La Riforma Cartabia, comunque, interviene sul punto e attribuisce diritto di voto ai membri laici presenti nei Consigli giudiziari e nel Consiglio direttivo della Cassazione per la valutazione dei magistrati.
5. L’eliminazione delle liste di presentatori per l’elezione dei togati del Csm
Il quinto quesito, contrassegnato dalla scheda verde, chiede ai cittadini di abrogare o meno la norma che concerne il numero di firme necessario per candidarsi al Consiglio Superiore della Magistratura, l’organo di autogoverno della Magistratura. Attualmente servono da 25 a 50 firme per candidarsi a membri del Csm.

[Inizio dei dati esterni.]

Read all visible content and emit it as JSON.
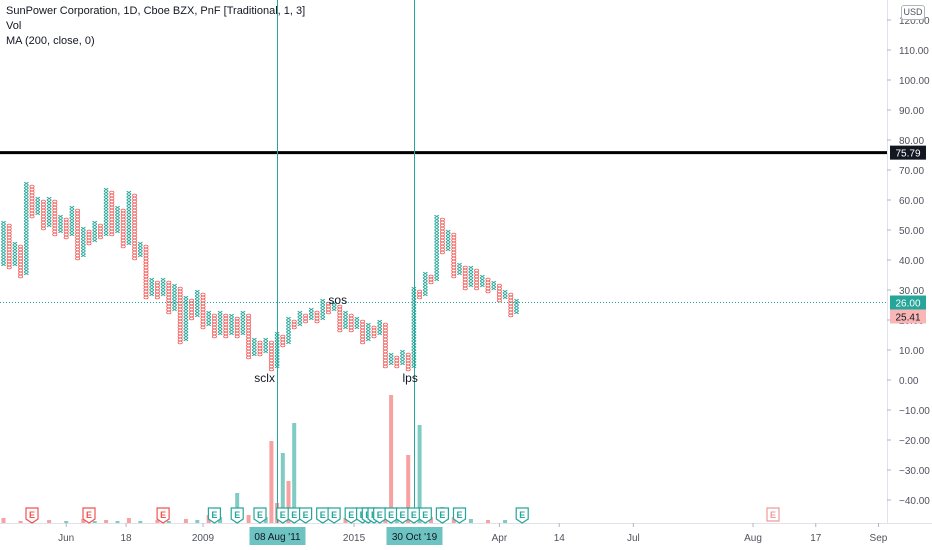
{
  "header": {
    "line1": "SunPower Corporation, 1D, Cboe BZX, PnF [Traditional, 1, 3]",
    "line2": "Vol",
    "line3": "MA (200, close, 0)",
    "currency": "USD"
  },
  "colors": {
    "x_column": "#26a69a",
    "o_column": "#ef5350",
    "volume_up": "#80cbc4",
    "volume_down": "#f7a1a1",
    "resistance_line": "#000000",
    "crosshair": "#26a69a",
    "earnings_badge": "#26a69a",
    "earnings_badge_future": "#ef9a9a"
  },
  "chart_data": {
    "type": "pnf",
    "box_size": 1,
    "reversal": 3,
    "y_axis": {
      "min": -43,
      "max": 127,
      "ticks": [
        -40,
        -30,
        -20,
        -10,
        0,
        10,
        20,
        30,
        40,
        50,
        60,
        70,
        80,
        90,
        100,
        110,
        120
      ],
      "tick_labels": [
        "−40.00",
        "−30.00",
        "−20.00",
        "−10.00",
        "0.00",
        "10.00",
        "20.00",
        "30.00",
        "40.00",
        "50.00",
        "60.00",
        "70.00",
        "80.00",
        "90.00",
        "100.00",
        "110.00",
        "120.00"
      ]
    },
    "x_axis_labels": [
      "Jun",
      "18",
      "2009",
      "08 Aug '11",
      "2015",
      "30 Oct '19",
      "Apr",
      "14",
      "Jul",
      "Aug",
      "17",
      "Sep"
    ],
    "columns": [
      {
        "t": "X",
        "lo": 38,
        "hi": 52
      },
      {
        "t": "O",
        "lo": 37,
        "hi": 51
      },
      {
        "t": "X",
        "lo": 38,
        "hi": 45
      },
      {
        "t": "O",
        "lo": 34,
        "hi": 44
      },
      {
        "t": "X",
        "lo": 35,
        "hi": 65
      },
      {
        "t": "O",
        "lo": 54,
        "hi": 64
      },
      {
        "t": "X",
        "lo": 55,
        "hi": 60
      },
      {
        "t": "O",
        "lo": 50,
        "hi": 59
      },
      {
        "t": "X",
        "lo": 51,
        "hi": 60
      },
      {
        "t": "O",
        "lo": 48,
        "hi": 59
      },
      {
        "t": "X",
        "lo": 49,
        "hi": 54
      },
      {
        "t": "O",
        "lo": 47,
        "hi": 53
      },
      {
        "t": "X",
        "lo": 48,
        "hi": 57
      },
      {
        "t": "O",
        "lo": 40,
        "hi": 56
      },
      {
        "t": "X",
        "lo": 41,
        "hi": 50
      },
      {
        "t": "O",
        "lo": 45,
        "hi": 49
      },
      {
        "t": "X",
        "lo": 46,
        "hi": 52
      },
      {
        "t": "O",
        "lo": 47,
        "hi": 51
      },
      {
        "t": "X",
        "lo": 48,
        "hi": 63
      },
      {
        "t": "O",
        "lo": 48,
        "hi": 62
      },
      {
        "t": "X",
        "lo": 49,
        "hi": 57
      },
      {
        "t": "O",
        "lo": 44,
        "hi": 56
      },
      {
        "t": "X",
        "lo": 45,
        "hi": 62
      },
      {
        "t": "O",
        "lo": 40,
        "hi": 61
      },
      {
        "t": "X",
        "lo": 41,
        "hi": 45
      },
      {
        "t": "O",
        "lo": 27,
        "hi": 44
      },
      {
        "t": "X",
        "lo": 28,
        "hi": 33
      },
      {
        "t": "O",
        "lo": 27,
        "hi": 32
      },
      {
        "t": "X",
        "lo": 28,
        "hi": 33
      },
      {
        "t": "O",
        "lo": 22,
        "hi": 32
      },
      {
        "t": "X",
        "lo": 23,
        "hi": 31
      },
      {
        "t": "O",
        "lo": 12,
        "hi": 30
      },
      {
        "t": "X",
        "lo": 13,
        "hi": 27
      },
      {
        "t": "O",
        "lo": 20,
        "hi": 26
      },
      {
        "t": "X",
        "lo": 21,
        "hi": 29
      },
      {
        "t": "O",
        "lo": 17,
        "hi": 28
      },
      {
        "t": "X",
        "lo": 18,
        "hi": 22
      },
      {
        "t": "O",
        "lo": 14,
        "hi": 21
      },
      {
        "t": "X",
        "lo": 15,
        "hi": 22
      },
      {
        "t": "O",
        "lo": 14,
        "hi": 21
      },
      {
        "t": "X",
        "lo": 15,
        "hi": 21
      },
      {
        "t": "O",
        "lo": 14,
        "hi": 20
      },
      {
        "t": "X",
        "lo": 15,
        "hi": 22
      },
      {
        "t": "O",
        "lo": 7,
        "hi": 21
      },
      {
        "t": "X",
        "lo": 8,
        "hi": 13
      },
      {
        "t": "O",
        "lo": 8,
        "hi": 12
      },
      {
        "t": "X",
        "lo": 9,
        "hi": 13
      },
      {
        "t": "O",
        "lo": 3,
        "hi": 12
      },
      {
        "t": "X",
        "lo": 4,
        "hi": 15
      },
      {
        "t": "O",
        "lo": 11,
        "hi": 14
      },
      {
        "t": "X",
        "lo": 12,
        "hi": 20
      },
      {
        "t": "O",
        "lo": 17,
        "hi": 19
      },
      {
        "t": "X",
        "lo": 18,
        "hi": 22
      },
      {
        "t": "O",
        "lo": 19,
        "hi": 21
      },
      {
        "t": "X",
        "lo": 20,
        "hi": 23
      },
      {
        "t": "O",
        "lo": 19,
        "hi": 22
      },
      {
        "t": "X",
        "lo": 20,
        "hi": 26
      },
      {
        "t": "O",
        "lo": 22,
        "hi": 25
      },
      {
        "t": "X",
        "lo": 23,
        "hi": 25
      },
      {
        "t": "O",
        "lo": 16,
        "hi": 24
      },
      {
        "t": "X",
        "lo": 17,
        "hi": 22
      },
      {
        "t": "O",
        "lo": 16,
        "hi": 21
      },
      {
        "t": "X",
        "lo": 17,
        "hi": 20
      },
      {
        "t": "O",
        "lo": 12,
        "hi": 19
      },
      {
        "t": "X",
        "lo": 13,
        "hi": 18
      },
      {
        "t": "O",
        "lo": 14,
        "hi": 17
      },
      {
        "t": "X",
        "lo": 15,
        "hi": 19
      },
      {
        "t": "O",
        "lo": 4,
        "hi": 18
      },
      {
        "t": "X",
        "lo": 5,
        "hi": 8
      },
      {
        "t": "O",
        "lo": 4,
        "hi": 7
      },
      {
        "t": "X",
        "lo": 5,
        "hi": 9
      },
      {
        "t": "O",
        "lo": 3,
        "hi": 8
      },
      {
        "t": "X",
        "lo": 4,
        "hi": 30
      },
      {
        "t": "O",
        "lo": 27,
        "hi": 29
      },
      {
        "t": "X",
        "lo": 28,
        "hi": 35
      },
      {
        "t": "O",
        "lo": 32,
        "hi": 34
      },
      {
        "t": "X",
        "lo": 33,
        "hi": 54
      },
      {
        "t": "O",
        "lo": 42,
        "hi": 53
      },
      {
        "t": "X",
        "lo": 43,
        "hi": 49
      },
      {
        "t": "O",
        "lo": 34,
        "hi": 48
      },
      {
        "t": "X",
        "lo": 35,
        "hi": 38
      },
      {
        "t": "O",
        "lo": 30,
        "hi": 37
      },
      {
        "t": "X",
        "lo": 31,
        "hi": 37
      },
      {
        "t": "O",
        "lo": 30,
        "hi": 36
      },
      {
        "t": "X",
        "lo": 31,
        "hi": 34
      },
      {
        "t": "O",
        "lo": 29,
        "hi": 33
      },
      {
        "t": "X",
        "lo": 30,
        "hi": 32
      },
      {
        "t": "O",
        "lo": 26,
        "hi": 31
      },
      {
        "t": "X",
        "lo": 27,
        "hi": 29
      },
      {
        "t": "O",
        "lo": 21,
        "hi": 28
      },
      {
        "t": "X",
        "lo": 22,
        "hi": 26
      }
    ],
    "volume": [
      {
        "c": 0,
        "h": 5,
        "up": false
      },
      {
        "c": 3,
        "h": 2,
        "up": false
      },
      {
        "c": 5,
        "h": 4,
        "up": true
      },
      {
        "c": 8,
        "h": 3,
        "up": false
      },
      {
        "c": 11,
        "h": 2,
        "up": true
      },
      {
        "c": 14,
        "h": 4,
        "up": false
      },
      {
        "c": 16,
        "h": 2,
        "up": true
      },
      {
        "c": 18,
        "h": 3,
        "up": false
      },
      {
        "c": 20,
        "h": 2,
        "up": true
      },
      {
        "c": 22,
        "h": 5,
        "up": false
      },
      {
        "c": 24,
        "h": 2,
        "up": true
      },
      {
        "c": 27,
        "h": 3,
        "up": false
      },
      {
        "c": 29,
        "h": 2,
        "up": true
      },
      {
        "c": 32,
        "h": 4,
        "up": false
      },
      {
        "c": 34,
        "h": 3,
        "up": true
      },
      {
        "c": 36,
        "h": 8,
        "up": false
      },
      {
        "c": 38,
        "h": 6,
        "up": true
      },
      {
        "c": 41,
        "h": 30,
        "up": true
      },
      {
        "c": 43,
        "h": 8,
        "up": false
      },
      {
        "c": 46,
        "h": 6,
        "up": true
      },
      {
        "c": 47,
        "h": 82,
        "up": false
      },
      {
        "c": 48,
        "h": 20,
        "up": false
      },
      {
        "c": 49,
        "h": 70,
        "up": true
      },
      {
        "c": 50,
        "h": 42,
        "up": false
      },
      {
        "c": 51,
        "h": 100,
        "up": true
      },
      {
        "c": 53,
        "h": 6,
        "up": false
      },
      {
        "c": 56,
        "h": 4,
        "up": true
      },
      {
        "c": 60,
        "h": 5,
        "up": false
      },
      {
        "c": 64,
        "h": 3,
        "up": true
      },
      {
        "c": 67,
        "h": 8,
        "up": false
      },
      {
        "c": 68,
        "h": 128,
        "up": false
      },
      {
        "c": 69,
        "h": 6,
        "up": true
      },
      {
        "c": 71,
        "h": 68,
        "up": false
      },
      {
        "c": 72,
        "h": 8,
        "up": false
      },
      {
        "c": 73,
        "h": 98,
        "up": true
      },
      {
        "c": 75,
        "h": 6,
        "up": false
      },
      {
        "c": 77,
        "h": 16,
        "up": true
      },
      {
        "c": 79,
        "h": 6,
        "up": false
      },
      {
        "c": 82,
        "h": 4,
        "up": true
      },
      {
        "c": 85,
        "h": 3,
        "up": false
      },
      {
        "c": 88,
        "h": 3,
        "up": true
      }
    ],
    "earnings_markers": [
      {
        "c": 5,
        "status": "past_red"
      },
      {
        "c": 15,
        "status": "past_red"
      },
      {
        "c": 28,
        "status": "past_red"
      },
      {
        "c": 37,
        "status": "past_green"
      },
      {
        "c": 41,
        "status": "past_green"
      },
      {
        "c": 45,
        "status": "past_green"
      },
      {
        "c": 49,
        "status": "past_green"
      },
      {
        "c": 51,
        "status": "past_green"
      },
      {
        "c": 53,
        "status": "past_green"
      },
      {
        "c": 56,
        "status": "past_green"
      },
      {
        "c": 58,
        "status": "past_green"
      },
      {
        "c": 61,
        "status": "past_green"
      },
      {
        "c": 63,
        "status": "past_green"
      },
      {
        "c": 64,
        "status": "past_green"
      },
      {
        "c": 65,
        "status": "past_green"
      },
      {
        "c": 66,
        "status": "past_green"
      },
      {
        "c": 68,
        "status": "past_green"
      },
      {
        "c": 70,
        "status": "past_green"
      },
      {
        "c": 72,
        "status": "past_green"
      },
      {
        "c": 74,
        "status": "past_green"
      },
      {
        "c": 77,
        "status": "past_green"
      },
      {
        "c": 80,
        "status": "past_green"
      },
      {
        "c": 91,
        "status": "past_green"
      },
      {
        "c": 135,
        "status": "future"
      }
    ],
    "earnings_label": "E",
    "horizontal_line": {
      "value": 75.79,
      "label": "75.79"
    },
    "last_price": {
      "value": 26.0,
      "label": "26.00"
    },
    "secondary_price": {
      "value": 25.41,
      "label": "25.41"
    },
    "crosshairs": [
      {
        "c": 48,
        "label": "08 Aug '11"
      },
      {
        "c": 72,
        "label": "30 Oct '19"
      }
    ],
    "annotations": [
      {
        "text": "sclx",
        "c": 44,
        "y": 1
      },
      {
        "text": "sos",
        "c": 57,
        "y": 27
      },
      {
        "text": "lps",
        "c": 70,
        "y": 1
      }
    ]
  }
}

I fautori del sì sostengono che eliminando il requisito del numero delle firme si eliminerebbe il peso delle correnti interne della magistratura, rendendo così più liberi i magistrati per candidarsi.
I fautori del no sostengono, invece, che la Riforma Cartabia interviene sulla riforma dell’elezione del CSM e che tale quesito referendario sia pressoché inutile visto che il numero necessario delle firme per candidarsi viene eliminato.
È vero che si sta dando poco spazio al referendum?
In effetti, si sta parlando poco del referendum. L’Autorità per le garanzie nelle comunicazioni Garante, AGCOM, ha richiamato all’unanimità la RAI e tutti i fornitori di servizi di media audiovisivi e radiofonici operanti in ambito nazionale, affinché garantiscano un’adeguata copertura informativa sui temi oggetto dei referendum.
Si raggiungerà il quorum?
In base all’art. 75 della Costituzione affinché il referendum sia valido deve essere raggiunto il quorum di validità, ossia devono partecipare alla votazione la maggioranza degli aventi diritto al voto.
Non è facile fare una previsione, ma da quello che appare sembra alquanto difficile il raggiungimento del quorum visto che c’è molto disinteresse da parte dei cittadini.
Una cosa è certa: non parlandone non si riesce a informare adeguatamente i cittadini delle questioni inerenti al referendum. Proprio perché si tratta di temi specialistici, a prescindere dalle proprie opinioni personali, si dovrebbe informare il più possibile i cittadini sui temi della Giustizia.